At this session the Board discussed:
- the interaction between hedge accounting and the ‘own use’ scope exception;
- hedge accounting for interest risk exposures at sub-LIBOR’; and
Interaction between hedge accounting and the ‘own use’ scope exception
The Board discussed the interaction between hedge accounting and contracts that meet the ‘own use’ scope exception under IFRS 9 Financial Instruments (which uses the scope of IAS 39 Financial Instruments: Recognition and Measurement).
During the outreach activities, the Board learnt that for some commodity processors and service providing broker-traders the accounting for commodity contracts under IFRSs:
- can result in an accounting mismatch;
- is not aligned with how commodity broker processors and some types of commodity broker-traders manage risk in the context of their business models; and
- may not provide useful information to users.
Many commodity processors and service broker-traders manage their overall commodity risk position on a fair value basis. The net risk exposure to the commodity price risk is managed such that it is close to zero by using derivatives.
The Board noted that hedge accounting is not an efficient solution because in the circumstances considered entities manage a net position of derivatives, executory contracts and physical long positions in a dynamic way. Hence, the Board tentatively decided that derivative accounting would apply to contracts that would otherwise meet the ‘own use’ scope exception if that is in accordance with the entity’s fair value-based risk management strategy. The Board believes that its tentative decision will provide a more accurate reflection of the financial position and performance of entities that manage their entire business on a fair value basis and provide more useful information to users of financial statements.
Designation of LIBOR (or other index) components in sub-LIBOR interest-bearing financial assets and liabilities
The Board discussed whether there is a LIBOR-component of an interest-bearing financial asset or financial liability if the effective interest rate of the instrument is lower than LIBOR
The Board discussed the restriction in IAS 39 regarding the designation of risk components when these exceed the total cash flows of the hedged item. The Board considered some scenarios in which allowing the designation on such a risk components basis would create counterintuitive outcomes.
The Board noted that the counterintuitive outcomes that could result in some scenarios when allowing designation on a risk component basis that would result in exceeding the total cash flows of the hedged item are inconsistent with economic characteristics of the hedged item.
Hence, the Board tentatively decided to retain the restrictions regarding the designation of risk components when the designated component would exceed the total cash flows of the hedged item (paragraphs AG99C and AG99D of IAS 39). However, hedge accounting would still be available on the basis of designating as the hedged item all of the cash flows of the entire hedged item for changes attributable to changes in LIBOR.
Hedge accounting disclosures
The Board tentatively decided on objectives for hedge accounting disclosures. The tentative disclosure objectives provide information about:
- the effect that hedge accounting has had on the entity’s statement of financial position, income statement and statement of comprehensive income;
- how an entity’s risk management strategy is applied to manage or transform risk; and
- how the entity’s hedge activities may affect the amount, timing and uncertainty of its future cash flows.

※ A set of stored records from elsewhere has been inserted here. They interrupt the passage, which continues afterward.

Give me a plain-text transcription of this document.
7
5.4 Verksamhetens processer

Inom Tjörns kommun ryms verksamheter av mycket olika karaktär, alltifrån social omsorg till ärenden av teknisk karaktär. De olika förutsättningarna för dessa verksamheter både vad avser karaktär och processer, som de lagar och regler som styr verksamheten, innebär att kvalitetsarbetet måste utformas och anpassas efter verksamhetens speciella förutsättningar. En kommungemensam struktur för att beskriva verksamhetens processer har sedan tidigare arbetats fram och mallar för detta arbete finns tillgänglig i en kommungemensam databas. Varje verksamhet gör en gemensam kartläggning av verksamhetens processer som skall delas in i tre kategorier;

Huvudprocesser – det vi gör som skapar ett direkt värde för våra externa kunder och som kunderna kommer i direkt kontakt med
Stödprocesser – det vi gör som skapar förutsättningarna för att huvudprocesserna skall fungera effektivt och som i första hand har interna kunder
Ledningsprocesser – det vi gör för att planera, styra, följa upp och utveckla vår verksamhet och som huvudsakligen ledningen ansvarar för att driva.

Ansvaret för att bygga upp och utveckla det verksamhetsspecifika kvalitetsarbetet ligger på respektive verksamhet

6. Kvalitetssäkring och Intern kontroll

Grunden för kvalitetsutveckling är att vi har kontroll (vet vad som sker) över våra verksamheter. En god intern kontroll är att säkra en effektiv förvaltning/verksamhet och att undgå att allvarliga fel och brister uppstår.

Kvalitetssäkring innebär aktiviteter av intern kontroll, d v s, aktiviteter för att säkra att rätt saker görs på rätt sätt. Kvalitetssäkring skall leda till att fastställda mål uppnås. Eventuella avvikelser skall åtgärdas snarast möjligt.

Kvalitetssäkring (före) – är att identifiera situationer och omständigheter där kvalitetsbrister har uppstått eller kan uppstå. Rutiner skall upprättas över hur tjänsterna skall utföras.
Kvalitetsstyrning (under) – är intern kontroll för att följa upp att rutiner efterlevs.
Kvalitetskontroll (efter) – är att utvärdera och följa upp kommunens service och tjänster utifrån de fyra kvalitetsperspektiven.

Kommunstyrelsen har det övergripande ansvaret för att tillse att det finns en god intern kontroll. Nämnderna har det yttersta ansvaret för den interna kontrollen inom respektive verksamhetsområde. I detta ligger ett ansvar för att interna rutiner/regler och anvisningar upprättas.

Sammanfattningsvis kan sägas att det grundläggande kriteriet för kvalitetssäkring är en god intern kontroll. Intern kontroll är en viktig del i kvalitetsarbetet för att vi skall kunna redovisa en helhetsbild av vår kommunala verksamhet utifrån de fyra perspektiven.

To meet these objectives the Board tentatively decided that:
- all hedge accounting disclosures should be provided by type of risk;
- the effects of hedge accounting on the primary statements should be disclosed using a tabular format (by type of risk and type of hedge);
- when an entity provides information on its risk management strategy (for each type of risk) it should also explain the exposure it has to that particular risk and how it has hedged that risk. This should be done for each future period for which the entity has designated a hedging relationship for that particular risk.
The Board also discussed disclosures suggested by the staff to meet these objectives, and tentatively agreed with the suggested disclosures.